If You Haven’t Heard, It’s About Creativity
Here’s a fact you may sense, but still be surprised to learn: across sectors, across organizational levels, and over more than a decade, leaders have overwhelmingly agreed that one thing is vital to their future success – creativity. Yup, creativity.
The fact derives from leadership surveys, conducted annually by professional services firms (e.g. PwC, E&Y, and others). While these studies ask many questions, they consistently ask some form of these two:
- What’s the environment like in which you must lead and your organization must compete?
- Given that environment, what is the key skill or strategic imperative needed to to be successful?
In answer to the question about their operating environment, leaders have consistently declared it “unpredictable” – for a dozen years now. Rather than a passing phase, their response pattern speaks of a new environmental condition.

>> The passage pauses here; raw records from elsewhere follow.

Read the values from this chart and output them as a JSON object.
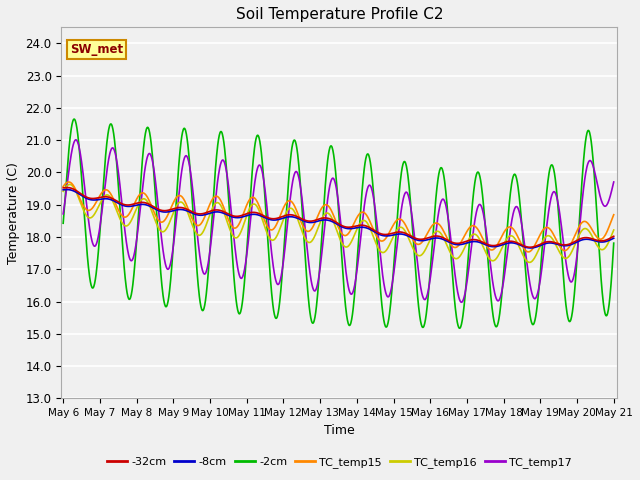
{
  "title": "Soil Temperature Profile C2",
  "xlabel": "Time",
  "ylabel": "Temperature (C)",
  "ylim": [
    13.0,
    24.5
  ],
  "yticks": [
    13.0,
    14.0,
    15.0,
    16.0,
    17.0,
    18.0,
    19.0,
    20.0,
    21.0,
    22.0,
    23.0,
    24.0
  ],
  "annotation_label": "SW_met",
  "colors": {
    "-32cm": "#cc0000",
    "-8cm": "#0000cc",
    "-2cm": "#00bb00",
    "TC_temp15": "#ff8800",
    "TC_temp16": "#cccc00",
    "TC_temp17": "#9900cc"
  },
  "xtick_labels": [
    "May 6",
    "May 7",
    "May 8",
    "May 9",
    "May 10",
    "May 11",
    "May 12",
    "May 13",
    "May 14",
    "May 15",
    "May 16",
    "May 17",
    "May 18",
    "May 19",
    "May 20",
    "May 21"
  ],
  "background_color": "#f0f0f0",
  "grid_color": "#ffffff"
}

Leaders are finding this constantly changing environment not just tough or in flux, but so shape shifting that in a November 2017 PwC study of 1,379 CEOs, a whopping 82% concluded that the source and nature of their economic growth was uncertain or unpredictable. 82%. It’s a stunning, even unnerving admission.
So what then do leaders say it’ll take to contend with and compete in that environment? Creativity.
But What Is Creativity All About?
What exactly do leaders mean when they say creativity is what they need? To be honest, even they seem a little unclear. Over the past decade as leaders have steadily pointed to creativity, they’ve also steadily listed skills like adaptability, problem solving, and emotional intelligence as well. Sometimes they even use these terms interchangeably. Often it seems as if they are searching for clarity, even as they seem confident in what they need.
The water gets murkier still when you take a look at what leaders are actually doing to get what they need. In most cases, they are doing very little. Those few that are trying to actively address their need for creativity have done so by attempting to hire more creative people into their organizations. That infrequent and isolated act has yielded little tangible change. Part of the reason it hasn’t worked is the difficulty organizations face in attempting to discern creative types. Even when they think they’ve come up with ways to do so, those so-called creatives quickly die on the vine upon joining the organization. Why? – Because nothing else in these organizations typically changes to enable creativity to take root and become a serious and reliable organizational asset.
Attempting to make an organization more creative simply through hiring is a failed strategy. It’s also but one example. Far too often and too quickly we default to a hope-filled but destined to fail formula or quick fix, ignoring the fact that creativity is far more about environment, habit, and culture then it is about single individuals, single ideas, or one time attempts to think outside the box. So what should leaders do instead?
Having Impact Is About Getting Back To Basics
There are perhaps as many opinions about creativity as there are leaders declaring it critical. But there are 3 key features of creativity upon which all experts agree:
- It’s about bringing “new” into being.
- It is achievable by anyone.
- And it is possible in every domain.
What’s remarkable is that even though there’s general agreement on these fundamental truths, they are the very things we quickly leave behind in our pursuit of things creative, when we ought to be doing the exact opposite – instead using them as our cues and guides.
As you go forward into to the headwinds of this rapidly changing world, try simply keeping these things in mind and better, in use.
- New. Because creativity involves bringing something new into being, it affords an easy test as to how much creativity really exists in your thinking and organization. Take a look around at your ideas and activities. Are they dominantly tweaks on the old? It’s not that simple modifications are bad, but when allowed to govern, they tend to spawn same-old, same-old thinking, ideas, and results. Find ways to more often come to your edges and peer beyond the obvious.
- Anyone. If you’re like most people in most organizations, you tend to look to specific individuals, groups, or even yourself as the leader to be the font of creativity and innovation, even if you don’t mean to. Stop. Creativity is an innate trait in us all, even if an unpracticed skill in most. More, no single individual, no matter how practiced in thinking creatively, can be the bottomless wellspring of fresh thinking. Indeed the greatest breakthrough ideas are a byproduct of many minds generating many ideas, and in cultures that encourage this kind of cross-pollination as a matter of course and not just in a moment of crisis. If you’re not extending the license for pursuing creative thinking to everyone on your team, you’re squandering your greatest renewable asset, and lowering your odds of success.
- Everywhere. The same goes for “where” as it does for “who” – if your mindset is that creative thinking and ideas are bound by department or position, you’re unlikely to build a truly creative culture or organization. Try thinking less about where creativity is coming from, and more about where it’s not. That’s where you need to cultivate the ground and plant the seeds of change.